Working with Grief & Loss: A Q&A with Adolescent Girls Therapist, Kim Kelley
Kim Kelley, M.Ed., LPC | Clinical Therapist | Adolescent Girls Group
Featured Team Members: Kim Kelley, M.Ed., LPC, EMDR Certified
Grief is the response to a loss. It’s the emotional suffering that occurs when we lose something or someone. For example, this could be the death of a loved one, a divorce, a move, or a relationship break-up. Typically, the more significant loss, the more intense the grief. But for adolescents who experience loss, it may look much different. For them, grief can be an intense emotional experience, even if the loss may not seem very “significant” to others. For instance: the death of a public figure that they didn’t know personally or of a pet that they didn’t seem attached to. An adolescent’s grief response to these types of losses may be difficult for adults to understand. It’s important to remember that grief is very individual and doesn’t look the same across the board.
For a lot of adolescents who grieve a loss of a loved one, pet, or famous figure, it might be their first experience with death. It’s their first time wrestling with the “big picture” of life and what happens after death. Developmentally, adolescents have a sense of invincibility and immortality, so dealing with a death in their life knocks them off kilter.
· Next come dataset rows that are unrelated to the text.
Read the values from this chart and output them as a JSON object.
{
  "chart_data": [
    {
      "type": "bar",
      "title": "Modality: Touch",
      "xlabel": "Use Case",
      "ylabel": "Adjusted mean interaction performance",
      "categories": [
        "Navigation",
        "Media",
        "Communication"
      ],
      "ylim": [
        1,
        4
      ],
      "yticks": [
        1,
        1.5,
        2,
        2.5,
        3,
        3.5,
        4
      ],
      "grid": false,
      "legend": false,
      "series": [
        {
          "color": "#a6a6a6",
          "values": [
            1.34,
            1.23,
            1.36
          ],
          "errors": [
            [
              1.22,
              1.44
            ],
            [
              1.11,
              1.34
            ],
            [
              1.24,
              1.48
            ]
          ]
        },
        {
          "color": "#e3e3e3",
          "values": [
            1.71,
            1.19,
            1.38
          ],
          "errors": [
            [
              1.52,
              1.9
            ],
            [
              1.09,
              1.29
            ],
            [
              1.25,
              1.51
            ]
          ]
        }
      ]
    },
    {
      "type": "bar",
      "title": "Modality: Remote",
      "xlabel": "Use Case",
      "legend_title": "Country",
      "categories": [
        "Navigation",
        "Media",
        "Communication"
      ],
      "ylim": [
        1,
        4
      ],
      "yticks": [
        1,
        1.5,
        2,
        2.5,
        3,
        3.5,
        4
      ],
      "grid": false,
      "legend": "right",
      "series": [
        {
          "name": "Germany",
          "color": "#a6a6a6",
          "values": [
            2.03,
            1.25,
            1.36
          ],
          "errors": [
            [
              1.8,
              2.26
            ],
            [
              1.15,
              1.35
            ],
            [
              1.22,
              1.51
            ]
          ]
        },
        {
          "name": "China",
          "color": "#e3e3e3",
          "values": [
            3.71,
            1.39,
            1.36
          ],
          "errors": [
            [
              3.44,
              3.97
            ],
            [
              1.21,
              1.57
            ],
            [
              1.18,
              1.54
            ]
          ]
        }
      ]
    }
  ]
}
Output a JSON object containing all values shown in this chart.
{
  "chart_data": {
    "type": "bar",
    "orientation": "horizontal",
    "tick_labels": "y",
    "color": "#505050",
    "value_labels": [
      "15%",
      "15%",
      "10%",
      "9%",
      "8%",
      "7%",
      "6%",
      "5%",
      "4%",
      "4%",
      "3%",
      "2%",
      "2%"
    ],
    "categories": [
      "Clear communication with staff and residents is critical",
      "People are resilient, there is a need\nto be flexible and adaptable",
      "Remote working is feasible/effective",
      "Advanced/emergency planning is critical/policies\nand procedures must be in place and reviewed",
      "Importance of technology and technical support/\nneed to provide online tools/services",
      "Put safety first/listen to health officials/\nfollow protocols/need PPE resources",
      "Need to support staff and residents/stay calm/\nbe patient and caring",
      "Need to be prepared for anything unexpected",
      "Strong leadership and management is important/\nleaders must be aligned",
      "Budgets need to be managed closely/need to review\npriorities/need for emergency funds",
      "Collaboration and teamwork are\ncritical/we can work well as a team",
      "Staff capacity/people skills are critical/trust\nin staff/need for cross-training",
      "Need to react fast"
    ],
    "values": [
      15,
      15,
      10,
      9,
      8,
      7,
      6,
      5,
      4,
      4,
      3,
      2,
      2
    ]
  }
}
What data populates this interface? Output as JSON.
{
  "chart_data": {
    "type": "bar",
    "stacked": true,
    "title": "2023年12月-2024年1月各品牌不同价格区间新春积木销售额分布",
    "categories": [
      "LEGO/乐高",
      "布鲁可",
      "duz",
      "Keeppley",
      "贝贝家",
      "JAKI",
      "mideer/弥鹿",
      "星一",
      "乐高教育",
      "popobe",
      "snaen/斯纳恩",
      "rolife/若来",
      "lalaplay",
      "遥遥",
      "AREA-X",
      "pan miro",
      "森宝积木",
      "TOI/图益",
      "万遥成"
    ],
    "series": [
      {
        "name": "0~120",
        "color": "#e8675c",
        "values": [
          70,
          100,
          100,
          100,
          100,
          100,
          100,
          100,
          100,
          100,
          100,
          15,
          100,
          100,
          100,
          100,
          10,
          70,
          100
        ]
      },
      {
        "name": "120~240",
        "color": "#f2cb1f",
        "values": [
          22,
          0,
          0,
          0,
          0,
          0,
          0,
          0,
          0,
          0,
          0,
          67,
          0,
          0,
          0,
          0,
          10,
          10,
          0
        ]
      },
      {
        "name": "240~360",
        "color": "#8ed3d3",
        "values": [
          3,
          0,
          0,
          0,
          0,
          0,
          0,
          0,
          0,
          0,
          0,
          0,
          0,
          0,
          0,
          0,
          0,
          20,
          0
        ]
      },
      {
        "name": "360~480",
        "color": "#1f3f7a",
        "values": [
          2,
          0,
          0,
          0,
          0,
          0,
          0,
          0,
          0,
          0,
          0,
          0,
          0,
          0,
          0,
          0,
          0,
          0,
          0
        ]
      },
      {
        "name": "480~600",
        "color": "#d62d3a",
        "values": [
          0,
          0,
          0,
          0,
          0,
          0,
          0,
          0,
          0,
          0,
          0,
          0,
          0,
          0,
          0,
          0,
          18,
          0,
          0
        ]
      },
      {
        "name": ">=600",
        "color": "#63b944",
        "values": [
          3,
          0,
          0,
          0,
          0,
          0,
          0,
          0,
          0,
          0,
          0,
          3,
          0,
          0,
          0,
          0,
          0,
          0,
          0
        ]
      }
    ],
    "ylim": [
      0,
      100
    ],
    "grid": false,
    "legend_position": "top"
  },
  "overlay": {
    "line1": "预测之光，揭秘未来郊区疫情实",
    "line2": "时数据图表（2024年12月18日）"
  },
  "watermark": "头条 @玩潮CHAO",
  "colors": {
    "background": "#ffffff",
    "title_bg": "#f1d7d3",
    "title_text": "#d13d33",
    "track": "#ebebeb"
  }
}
They may begin to rethink their understanding of how safe the world is for them.
Often, death has more of a social implication for adolescents. For instance, if an adolescent has lost a parent, that might also mean moving homes, switching schools, or experiencing a change in socioeconomic status. It has many layering effects.
I also find that many adolescents prefer to grieve socially. While this is very appropriate, it tends to be hard for adults to understand that kids might want to grieve with friends as opposed to family. Parents might seem isolated and disconnected.
In adolescence, kids are experiencing some of their most life-changing and identity-forming experiences thus far. Whether the loss occurred recently or early on in the adolescent’s life, he or she must now face these moments without that loved one. So, it’s not just the one loss at the time the death occurred. It feels like a series of losses that must be grieved in present and future moments as well. Especially if it’s a daughter who lost a mother or a son who lost a father, this can be difficult when facing the physical changes of adolescence and the questions of what it means to be a man or a woman.
Grief can also look different for an adolescent who has experienced multiple significant losses in their lives. The grief compounds. If he or she wasn’t able to fully or properly grieve the first loss or first few losses, the grief piles up, resulting in a potentially higher grief response to a less significant loss.
I approach grief through the framework of the Kübler-Ross model of the five stages of grief. These stages are fluid and nonlinear.
One mistake is to avoid the conversation: the adult doesn’t want to upset the child, but it ends up being the elephant in the room. It’s not helpful to try to protect an adolescent from talking or thinking about death, because it is a normal part of life.
Another mistake is to tell the child to “be strong” or hide emotions. This may keep the child from truly facing the loss and processing the grief. Hiding emotions now will also prove detrimental when dealing with future losses and compounded grief.
Our society, in general, has a lot of judgment about what grief should look like. It’s important to understand that everyone grieves differently and to strive to understand the behavior from the child’s perspective. If you think that a child is overreacting to a loss, remember that the child is human, and many feelings could be wrapped up in that figure in his or her life. Or if you think that the child isn’t showing enough reaction, consider that the child is so overwhelmed by the loss that he or she doesn’t know what to feel.
My approach is to seek to understand what is the most upsetting part of the loss. I educate the child that grief and loss are normal part of being human and loving someone. Together, we explore what the loss means to my student about herself and the world. We visit the questions that she is wrestling with internally: Am I sad? Do I feel alone? Will I ever be loved again? Am I a bad person? Is the world unsafe?
I help the student to identify what is a normal/healthy response and what is actually cognitive distortion. For example, if she feels that the loss occurred because she is a “bad” person, she is distorting thoughts that result in feelings of sadness or hurt. Or, if she says she is alone, we talk about how she actually isn’t alone and has others around her to support her.
In wilderness, students develop coping skills to identify and reverse cognitive distortion. The XYZ skill helps: X – stop and breathe into the emotion. Y – identify the cognitive distortion. Z – flip the distortion.
In the wilderness, students see the ways death occurs in nature. They see bones of dead animals and the remains of dead plants. Even the changing seasons and leaves are symbolic of death and evidence of birth. This is a great context in which to talk about death and the seasons of life. It’s also an ideal place to process grief without the unhealthy escape to drugs, alcohol, sex, or unhealthy eating. Students have to learn to manage emotions, and that builds confidence. Sharing these experiences with peers helps them to not feel alone.